แนวคิดหลัก
This paper documents the technical foundations for extending the Topology ToolKit (TTK) to distributed-memory parallelism using the Message Passing Interface (MPI), enabling the analysis of large-scale datasets on supercomputers.
บทคัดย่อ
This paper addresses the issue of extending the Topology ToolKit (TTK) to distributed-memory parallelism using the Message Passing Interface (MPI). TTK is an open-source library that implements a substantial collection of algorithms for topological data analysis and visualization.
The key highlights and insights are:
- Formalization of the distributed model for input data representation and output distribution.
- Extension of TTK's internal triangulation data structure to support distributed datasets, including the computation of global simplex identifiers, ghost layers, and boundary information.
- Development of an interface between TTK and MPI, enabling the consistent combination of multiple topological algorithms within a single, distributed pipeline.
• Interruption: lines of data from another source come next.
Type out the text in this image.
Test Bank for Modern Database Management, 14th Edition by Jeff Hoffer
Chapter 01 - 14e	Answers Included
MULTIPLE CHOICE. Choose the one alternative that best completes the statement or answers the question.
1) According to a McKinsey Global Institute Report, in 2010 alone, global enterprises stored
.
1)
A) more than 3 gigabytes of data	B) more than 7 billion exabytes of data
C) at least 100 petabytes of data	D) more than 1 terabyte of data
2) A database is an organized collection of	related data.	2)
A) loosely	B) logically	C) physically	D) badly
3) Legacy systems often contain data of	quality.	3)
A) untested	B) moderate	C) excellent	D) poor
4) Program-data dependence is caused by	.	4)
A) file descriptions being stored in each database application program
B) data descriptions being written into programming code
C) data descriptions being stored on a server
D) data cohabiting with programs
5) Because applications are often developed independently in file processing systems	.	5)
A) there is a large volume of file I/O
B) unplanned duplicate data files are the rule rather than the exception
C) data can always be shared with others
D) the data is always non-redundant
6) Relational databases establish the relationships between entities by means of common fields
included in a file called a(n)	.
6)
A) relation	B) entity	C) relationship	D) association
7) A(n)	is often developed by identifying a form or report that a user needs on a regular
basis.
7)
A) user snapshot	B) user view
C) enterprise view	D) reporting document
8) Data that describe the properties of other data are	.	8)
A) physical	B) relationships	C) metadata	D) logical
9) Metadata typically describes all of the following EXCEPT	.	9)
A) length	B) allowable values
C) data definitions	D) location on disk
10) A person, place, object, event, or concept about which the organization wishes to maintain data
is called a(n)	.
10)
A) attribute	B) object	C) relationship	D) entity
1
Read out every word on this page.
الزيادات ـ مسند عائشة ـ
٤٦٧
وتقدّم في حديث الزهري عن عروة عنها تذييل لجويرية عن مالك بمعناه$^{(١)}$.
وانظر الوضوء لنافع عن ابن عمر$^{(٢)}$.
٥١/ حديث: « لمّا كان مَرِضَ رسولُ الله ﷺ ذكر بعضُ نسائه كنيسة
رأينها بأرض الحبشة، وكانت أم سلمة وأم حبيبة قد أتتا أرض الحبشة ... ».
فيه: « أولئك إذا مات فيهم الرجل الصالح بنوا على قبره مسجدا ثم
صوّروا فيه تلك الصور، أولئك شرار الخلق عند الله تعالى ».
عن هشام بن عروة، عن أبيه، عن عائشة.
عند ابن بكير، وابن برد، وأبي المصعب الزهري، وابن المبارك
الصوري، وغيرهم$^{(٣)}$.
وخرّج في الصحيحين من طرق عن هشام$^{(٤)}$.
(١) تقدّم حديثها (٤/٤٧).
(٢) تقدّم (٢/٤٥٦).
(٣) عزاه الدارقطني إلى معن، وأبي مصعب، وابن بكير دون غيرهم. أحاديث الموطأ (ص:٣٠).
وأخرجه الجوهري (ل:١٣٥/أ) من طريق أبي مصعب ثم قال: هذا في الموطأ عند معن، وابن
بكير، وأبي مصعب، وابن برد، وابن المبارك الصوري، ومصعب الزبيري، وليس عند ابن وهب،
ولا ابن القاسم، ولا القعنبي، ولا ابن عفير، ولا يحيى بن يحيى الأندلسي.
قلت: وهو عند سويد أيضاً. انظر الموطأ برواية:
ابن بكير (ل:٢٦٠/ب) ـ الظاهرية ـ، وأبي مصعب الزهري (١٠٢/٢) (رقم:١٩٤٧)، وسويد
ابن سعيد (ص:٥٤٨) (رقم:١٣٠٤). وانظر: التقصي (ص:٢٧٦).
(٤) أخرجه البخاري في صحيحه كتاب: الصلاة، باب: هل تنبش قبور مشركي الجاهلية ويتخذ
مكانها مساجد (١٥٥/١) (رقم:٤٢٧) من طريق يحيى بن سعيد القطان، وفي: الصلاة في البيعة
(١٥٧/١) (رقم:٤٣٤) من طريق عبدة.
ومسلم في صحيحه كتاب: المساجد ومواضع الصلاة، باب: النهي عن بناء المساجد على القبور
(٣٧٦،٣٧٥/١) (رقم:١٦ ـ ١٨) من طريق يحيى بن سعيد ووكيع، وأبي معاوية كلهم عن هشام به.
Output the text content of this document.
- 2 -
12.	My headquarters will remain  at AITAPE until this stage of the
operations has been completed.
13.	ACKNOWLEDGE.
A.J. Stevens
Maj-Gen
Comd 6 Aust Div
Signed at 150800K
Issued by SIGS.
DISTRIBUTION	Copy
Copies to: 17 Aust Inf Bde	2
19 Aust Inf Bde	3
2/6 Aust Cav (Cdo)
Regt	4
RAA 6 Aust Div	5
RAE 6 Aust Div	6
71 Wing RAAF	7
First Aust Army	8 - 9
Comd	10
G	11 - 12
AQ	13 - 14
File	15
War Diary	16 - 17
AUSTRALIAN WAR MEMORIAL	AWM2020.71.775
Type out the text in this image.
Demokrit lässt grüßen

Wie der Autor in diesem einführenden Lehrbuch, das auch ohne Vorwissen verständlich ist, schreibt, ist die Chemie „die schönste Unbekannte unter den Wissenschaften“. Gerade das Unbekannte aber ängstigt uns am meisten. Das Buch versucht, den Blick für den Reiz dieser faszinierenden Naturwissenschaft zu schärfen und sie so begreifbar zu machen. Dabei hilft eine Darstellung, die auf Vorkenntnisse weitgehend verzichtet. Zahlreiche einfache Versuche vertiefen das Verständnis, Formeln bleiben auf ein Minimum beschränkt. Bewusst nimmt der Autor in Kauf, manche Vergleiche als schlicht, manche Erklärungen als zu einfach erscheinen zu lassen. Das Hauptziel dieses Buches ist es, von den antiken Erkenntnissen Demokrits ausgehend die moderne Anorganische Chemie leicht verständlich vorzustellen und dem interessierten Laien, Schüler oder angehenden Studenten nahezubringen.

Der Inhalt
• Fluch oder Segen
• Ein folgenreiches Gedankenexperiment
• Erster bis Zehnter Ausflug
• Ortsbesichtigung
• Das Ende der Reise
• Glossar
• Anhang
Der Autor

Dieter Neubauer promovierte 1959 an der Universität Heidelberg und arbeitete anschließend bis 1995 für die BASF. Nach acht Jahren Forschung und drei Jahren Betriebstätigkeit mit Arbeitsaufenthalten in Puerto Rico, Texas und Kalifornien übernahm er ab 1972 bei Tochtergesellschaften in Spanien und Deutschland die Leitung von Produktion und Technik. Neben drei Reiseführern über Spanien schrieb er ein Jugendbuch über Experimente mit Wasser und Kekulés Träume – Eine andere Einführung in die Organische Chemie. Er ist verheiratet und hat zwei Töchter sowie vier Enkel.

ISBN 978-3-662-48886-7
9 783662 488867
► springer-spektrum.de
- Taxonomy of TTK's topological algorithms based on their communication needs, with examples of hybrid MPI+thread parallelizations.
- Detailed performance analyses showing parallel efficiencies ranging from 20% to 80%, with negligible computation time overhead from the MPI-specific preconditioning.
- Illustration of TTK's new distributed capabilities with an advanced analysis pipeline combining multiple algorithms, run on a dataset of 120 billion vertices distributed on 64 nodes (1536 cores).
- Roadmap for the completion of TTK's MPI extension, with generic recommendations for each algorithm communication category.
สถิติ
The largest publicly available dataset used in the experiments contains 120 billion vertices.
The experiments were run on a compute cluster with 64 nodes, for a total of 1536 cores.
คำพูด
"Unlike previous work, this paper does not focus on the distributed computation of a specific topological object (such as merge trees or persistence diagrams). Instead, it documents the necessary building blocks for the extension to the distributed setting of a diverse collection of topological algorithms such as TTK."
"To support topological algorithms, a data structure must be available to efficiently traverse the input dataset, with possibly advanced traversal queries. TTK [8], [71] implements such a triangulation data structure, providing advanced, constant-time, traversal queries, supporting both explicit meshes as well as the implicit triangulation of regular grids (with no memory overhead)."